An eight-day, Primary 1 (P1) through Primary 3 (P3), teacher training workshop organized by the Ministry of Basic and Secondary School Education (MBSSE) in partnership with the Global Partnership for Education (GPE) Program and UNICEF resulted in a solid capacity building for a significant fraction of the country’s early grade teachers.

GPE, under the Ministry of Basic and Secondary Education, in collaboration with UNICEF, funded the workshop.  The beneficiaries of the training workshop were selected from six Districts in the South, East, and North.  Workshop participants came from Moyamba, Kenema, Pujehun, Karene, Bombali, and Kambia.

MBSSE relies on data to allocate resources to schools across the country.  Available data from recent and previous annual school censuses continue to inform these resource allocations.

Numeracy is the knowledge, skills, behaviors, and dispositions that students need to use mathematics in a wide range of situations. It involves recognizing and understanding the role of mathematics in the world and having the dispositions and capacities to use mathematical knowledge and skills purposefully.

Literacy is the ability to read, write, speak and listen in a way that lets us communicate effectively and make sense of the world.

Leave No Child Behind, and Radical Inclusion Philosophy drives the work of MBSSE.  The philosophy creates strong educational foundations for pre-K and early grades students.  Teaching Literacy and, Numeracy encompasses this approach.
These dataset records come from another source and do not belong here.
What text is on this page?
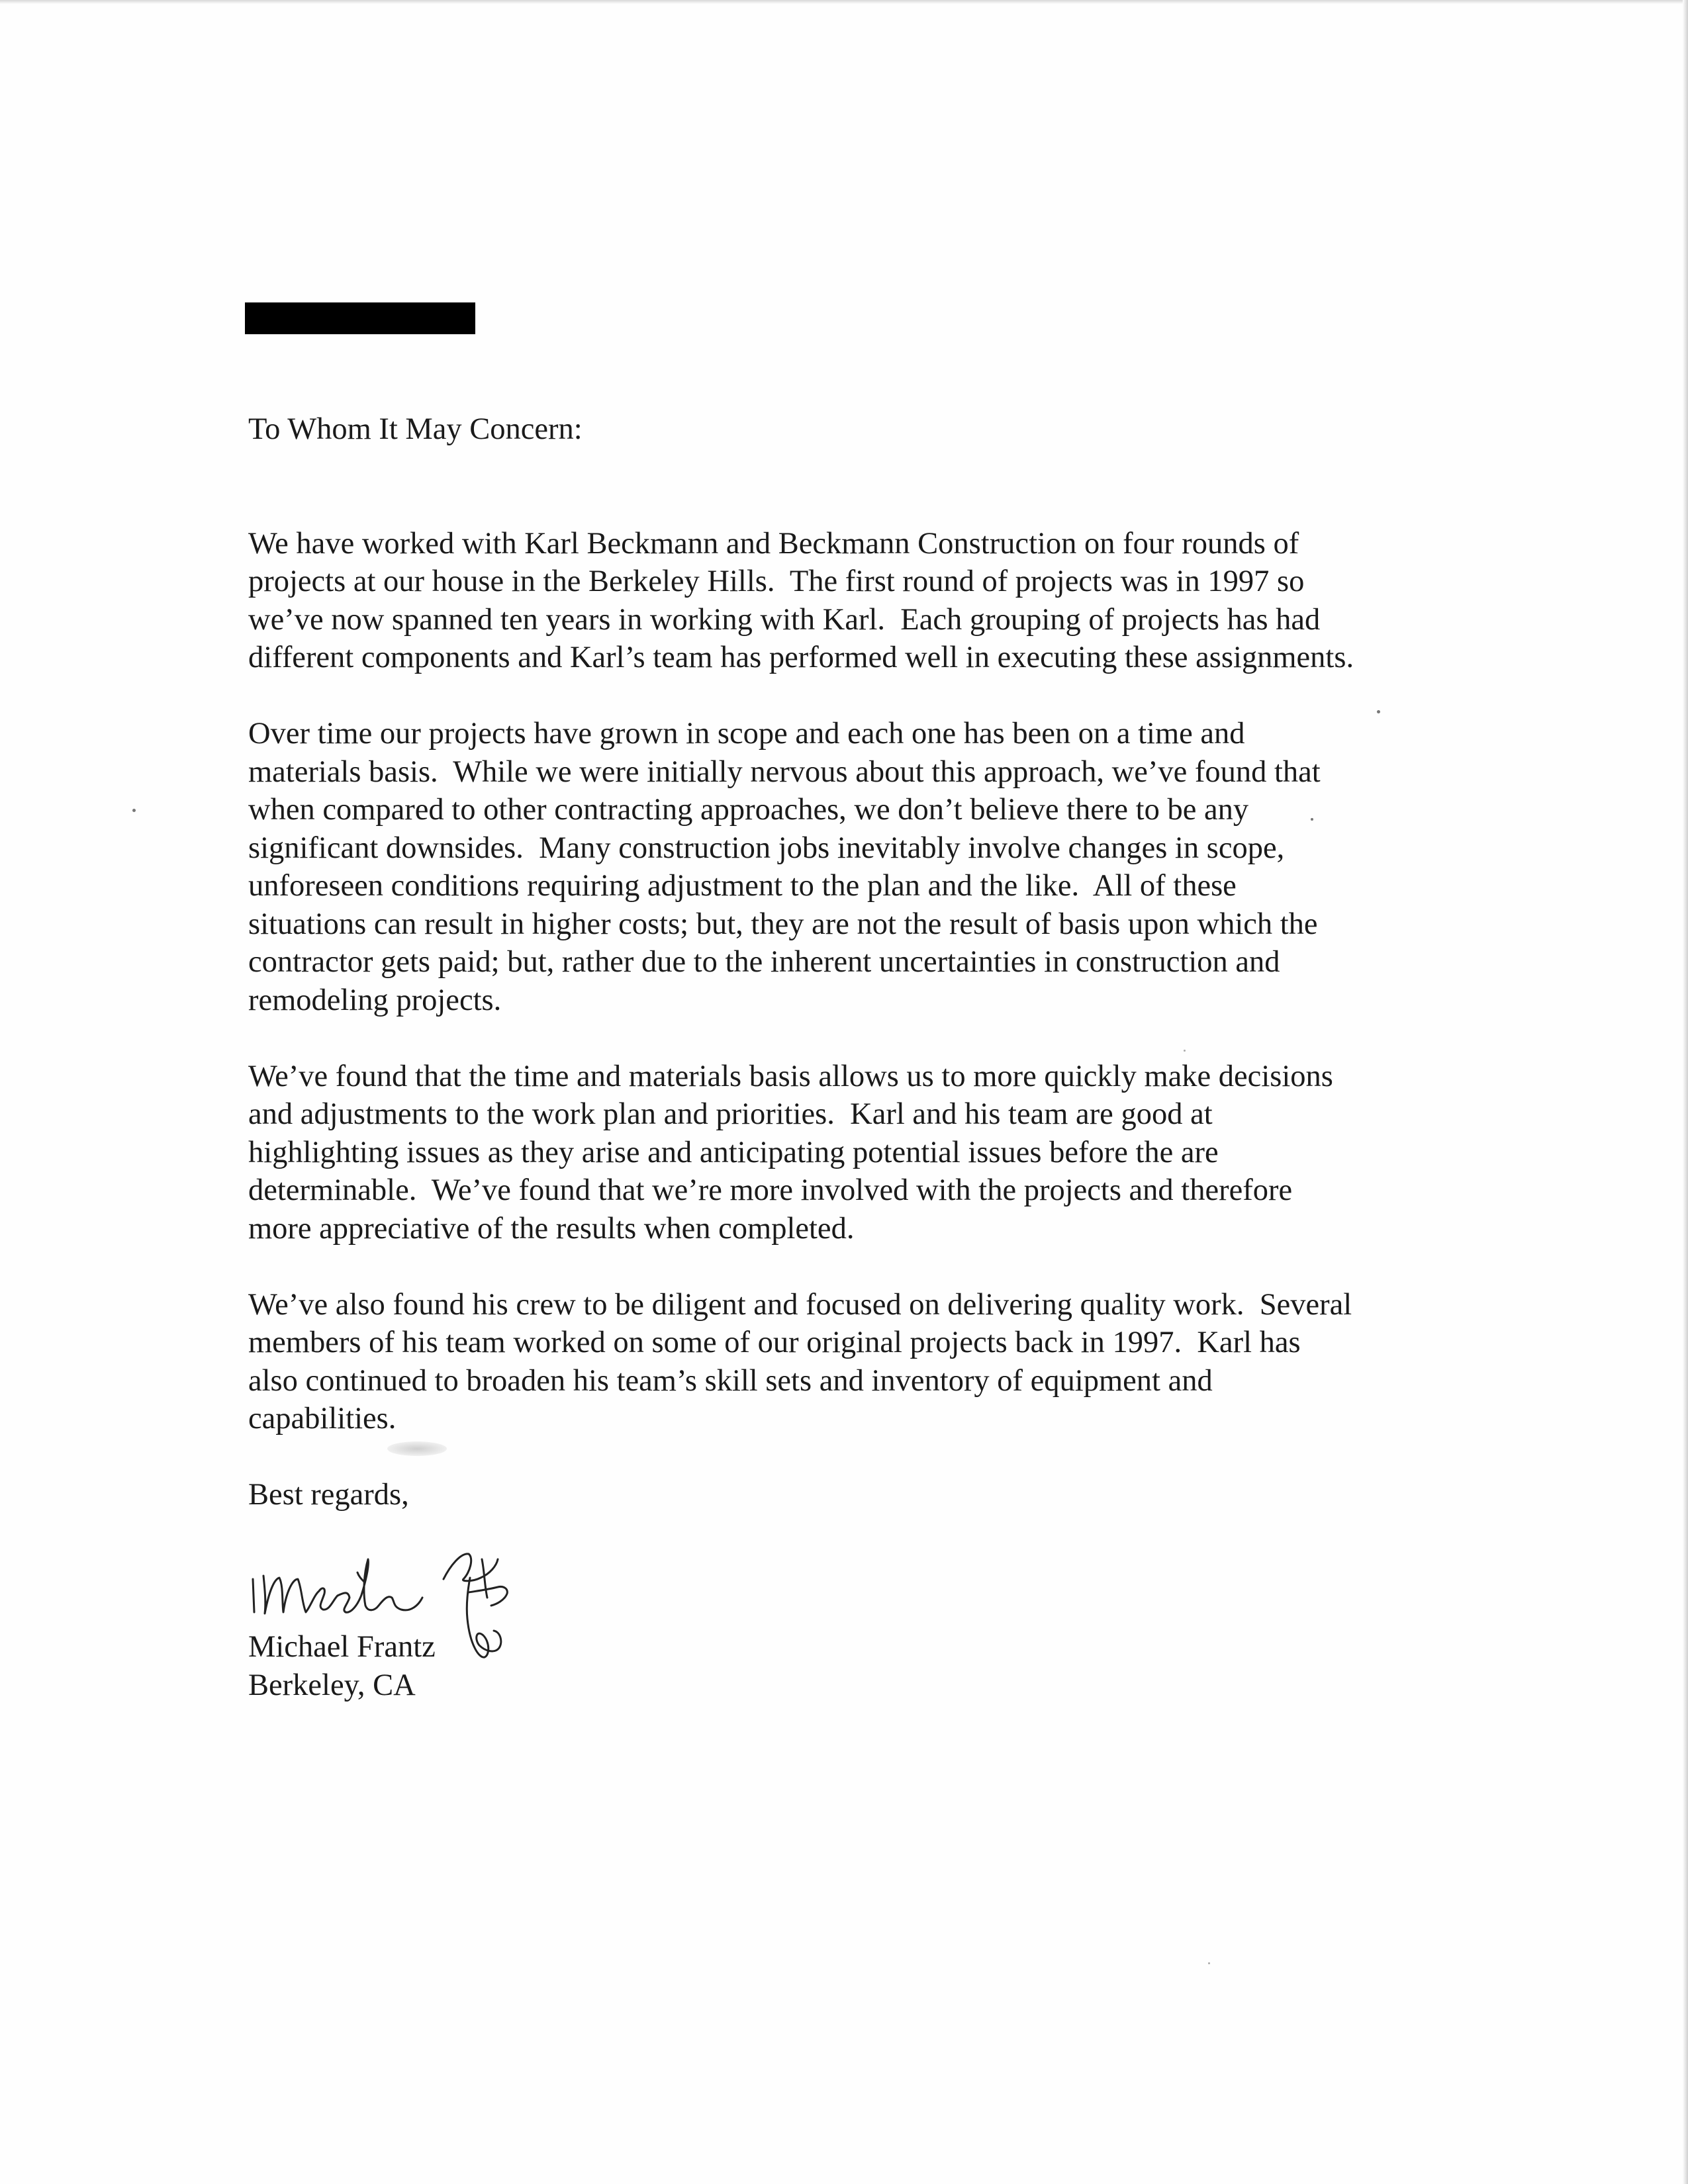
To Whom It May Concern:
We have worked with Karl Beckmann and Beckmann Construction on four rounds of
projects at our house in the Berkeley Hills.  The first round of projects was in 1997 so
we’ve now spanned ten years in working with Karl.  Each grouping of projects has had
different components and Karl’s team has performed well in executing these assignments.
Over time our projects have grown in scope and each one has been on a time and
materials basis.  While we were initially nervous about this approach, we’ve found that
when compared to other contracting approaches, we don’t believe there to be any
significant downsides.  Many construction jobs inevitably involve changes in scope,
unforeseen conditions requiring adjustment to the plan and the like.  All of these
situations can result in higher costs; but, they are not the result of basis upon which the
contractor gets paid; but, rather due to the inherent uncertainties in construction and
remodeling projects.
We’ve found that the time and materials basis allows us to more quickly make decisions
and adjustments to the work plan and priorities.  Karl and his team are good at
highlighting issues as they arise and anticipating potential issues before the are
determinable.  We’ve found that we’re more involved with the projects and therefore
more appreciative of the results when completed.
We’ve also found his crew to be diligent and focused on delivering quality work.  Several
members of his team worked on some of our original projects back in 1997.  Karl has
also continued to broaden his team’s skill sets and inventory of equipment and
capabilities.
Best regards,
Michael Frantz
Berkeley, CA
The 7,030 teachers from the six Districts benefited from seasoned facilitators and trainers.  They will return to their various schools with enhanced capacity and requisite technical skills to help their beginning students build essential literacy and numeracy skills.

The training, which commenced on the 17th of August, had two sessions. The first session dealt with Literacy, and the second focused on Numeracy. Day One of the literacy component started by looking at the emerging reader.Days Two and Three prepared these early grade teachers on the sounds of talking. Teachers are taught how sounds and letters work so their students can learn how sounds and letters work together.
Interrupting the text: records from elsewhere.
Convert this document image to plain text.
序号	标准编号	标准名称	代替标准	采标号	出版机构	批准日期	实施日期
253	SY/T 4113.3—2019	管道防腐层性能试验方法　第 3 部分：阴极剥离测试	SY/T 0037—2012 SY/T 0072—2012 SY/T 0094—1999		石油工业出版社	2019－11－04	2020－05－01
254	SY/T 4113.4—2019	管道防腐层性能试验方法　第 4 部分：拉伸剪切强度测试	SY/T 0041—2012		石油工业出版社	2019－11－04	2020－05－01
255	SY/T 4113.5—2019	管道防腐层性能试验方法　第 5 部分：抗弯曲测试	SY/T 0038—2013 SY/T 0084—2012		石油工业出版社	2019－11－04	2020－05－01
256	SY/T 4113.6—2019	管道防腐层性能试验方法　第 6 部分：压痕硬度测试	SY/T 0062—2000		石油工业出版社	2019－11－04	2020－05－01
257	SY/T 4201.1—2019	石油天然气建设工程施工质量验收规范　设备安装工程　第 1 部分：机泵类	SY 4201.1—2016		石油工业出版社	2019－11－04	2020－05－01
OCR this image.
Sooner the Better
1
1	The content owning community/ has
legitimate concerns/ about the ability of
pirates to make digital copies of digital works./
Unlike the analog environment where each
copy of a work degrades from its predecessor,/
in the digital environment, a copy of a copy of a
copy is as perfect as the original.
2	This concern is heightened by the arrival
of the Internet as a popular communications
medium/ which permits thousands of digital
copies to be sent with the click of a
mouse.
The lesson objective for DAY 4 was on word teaching and fluent reading. This session illuminated the two steps to read a word. Beginning readers learn about letters, and at the same time, apprise themselves with dozens of words that are known as sight words. These are words that children automatically recognize. A reader glances at the word and reads it promptly.
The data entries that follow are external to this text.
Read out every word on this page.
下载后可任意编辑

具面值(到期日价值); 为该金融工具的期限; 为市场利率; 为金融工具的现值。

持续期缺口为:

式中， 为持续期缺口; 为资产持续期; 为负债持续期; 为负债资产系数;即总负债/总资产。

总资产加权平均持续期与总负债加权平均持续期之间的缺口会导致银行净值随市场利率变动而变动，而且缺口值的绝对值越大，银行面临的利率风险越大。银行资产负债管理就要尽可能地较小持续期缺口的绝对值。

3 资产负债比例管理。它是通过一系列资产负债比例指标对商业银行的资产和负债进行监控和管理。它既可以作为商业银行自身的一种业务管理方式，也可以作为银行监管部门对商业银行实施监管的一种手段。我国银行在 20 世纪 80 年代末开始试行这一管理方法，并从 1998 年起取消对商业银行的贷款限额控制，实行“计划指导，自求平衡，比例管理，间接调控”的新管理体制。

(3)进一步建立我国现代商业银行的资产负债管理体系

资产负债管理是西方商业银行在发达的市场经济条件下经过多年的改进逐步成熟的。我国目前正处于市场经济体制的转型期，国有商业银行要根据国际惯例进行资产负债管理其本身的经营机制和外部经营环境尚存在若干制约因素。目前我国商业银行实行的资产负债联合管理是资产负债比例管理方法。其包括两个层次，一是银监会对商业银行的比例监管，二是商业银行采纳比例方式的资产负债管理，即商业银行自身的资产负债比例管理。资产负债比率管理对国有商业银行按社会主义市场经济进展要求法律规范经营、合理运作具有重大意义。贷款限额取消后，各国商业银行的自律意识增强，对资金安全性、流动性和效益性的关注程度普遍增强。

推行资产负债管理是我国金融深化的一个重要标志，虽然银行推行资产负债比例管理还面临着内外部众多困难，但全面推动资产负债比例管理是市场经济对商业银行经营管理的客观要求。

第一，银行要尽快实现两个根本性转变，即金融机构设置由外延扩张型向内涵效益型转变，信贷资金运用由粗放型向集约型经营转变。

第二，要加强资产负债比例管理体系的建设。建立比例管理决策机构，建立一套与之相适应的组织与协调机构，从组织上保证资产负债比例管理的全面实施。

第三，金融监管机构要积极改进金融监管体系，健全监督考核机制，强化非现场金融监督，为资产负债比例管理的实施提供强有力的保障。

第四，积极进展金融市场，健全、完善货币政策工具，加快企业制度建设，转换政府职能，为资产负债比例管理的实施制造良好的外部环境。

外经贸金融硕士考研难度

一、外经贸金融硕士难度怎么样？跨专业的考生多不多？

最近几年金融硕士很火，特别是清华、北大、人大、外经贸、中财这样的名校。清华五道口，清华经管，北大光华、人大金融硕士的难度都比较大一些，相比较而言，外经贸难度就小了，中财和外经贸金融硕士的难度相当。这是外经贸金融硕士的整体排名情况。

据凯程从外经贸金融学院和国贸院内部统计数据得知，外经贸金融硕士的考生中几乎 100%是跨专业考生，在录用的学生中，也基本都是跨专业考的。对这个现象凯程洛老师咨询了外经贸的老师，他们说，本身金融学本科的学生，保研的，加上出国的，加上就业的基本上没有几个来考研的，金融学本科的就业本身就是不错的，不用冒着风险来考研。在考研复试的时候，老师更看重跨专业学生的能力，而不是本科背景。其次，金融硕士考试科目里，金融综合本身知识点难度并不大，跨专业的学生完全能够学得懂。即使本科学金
The second step to reading a Word is understanding the word family. These are words with the same syllable pattern. Teachers are taught to understand that doing rhyme and onset activities in their classrooms swiftly increases the number of words students know.

On the fifth, sixth and, seventh days, the training centered on vocabulary, comprehension, and writing.

The numeracy aspect of the teacher training encompasses recognizing shapes and patterns, counting and learning to see numbers, seeing number lines, adding and subtracting with 100s charts, and double-digit numbers.

MBSSE and UNICEF, our development partners, have been and will continue to be on-site to monitor the length of the exercise. While the preliminary logistical framework for the training presented a few challenges, the technical and teacher component of the workshop was excellent.

The facilitators were sufficiently trained and proficient in the content and pedagogical delivery. Teachers/trainees were motivated, active, and participated enthusiastically throughout our observations.

These grade one through grade three teachers will also leave the training for their local schools with lesson manuals in Literacy and Numeracy.  The manuals will serve as resources in their daily lesson plans for their classrooms.

The Ministry of Basic and Secondary Education and its development partners remain committed to capacity building, including teacher training and routine professional development seminars.